As produções que com rara felicidade conseguiu equacionar os dois termos do problema mostra uma literatura para divertir, dar prazer, emocionar e que ao mesmo tempo, ensina modos novos de ver o mundo, de viver pensar, pensar, agir, reagir... E principalmente se mostra consciente de que é pela invenção da linguagem que essa intencionalidade básica é atingida.
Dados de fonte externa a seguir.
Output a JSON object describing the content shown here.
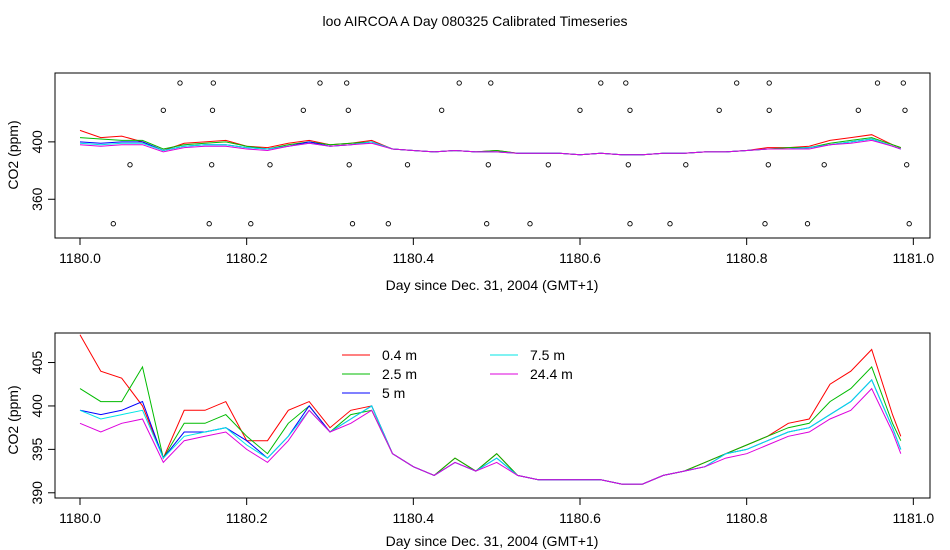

A literatura contemporânea, expressão das mudanças em curso e que, longe de pretender a exemplaridade ou transmissão de valores já definidos ou sistematizados, busca estimular a criatividade, a descoberta ou a conquista dos novos valores em gestão.
Com toda essa discussão muitos professores se perdem na utilização da literatura infanto-juvenil na sala de aula, o uso de metodologias inadequadas e textos que se mostram muitos superiores ou inferiores ao nível lingüístico em que se encontram os alunos.
Enfim, entre esses dois pólos, está oscilando a produção atual da literatura, resta aos escritores tornarem-se conscientes das forças atuantes em seu tempo e conquistarem a fusão ideal, já que verdadeiro sentido de uma ação pedagógica que é mais do que ensinar o pouco que se sabe, é estar de prontidão para aprender a vastidão daquilo que não se sabe e a arte literária é um dos caminhos para esse aprendizado.
REFERÊNCIAS
COELHO, NELLY NOVAES. Literatura Infantil: Teoria, Análise, Didática. 1. Ed. São Paulo: Moderna, 2000.
CADEMARTORI, Lígia. O que é literatura infantil. 7. ed. São Paulo: Brasiliense, 2006.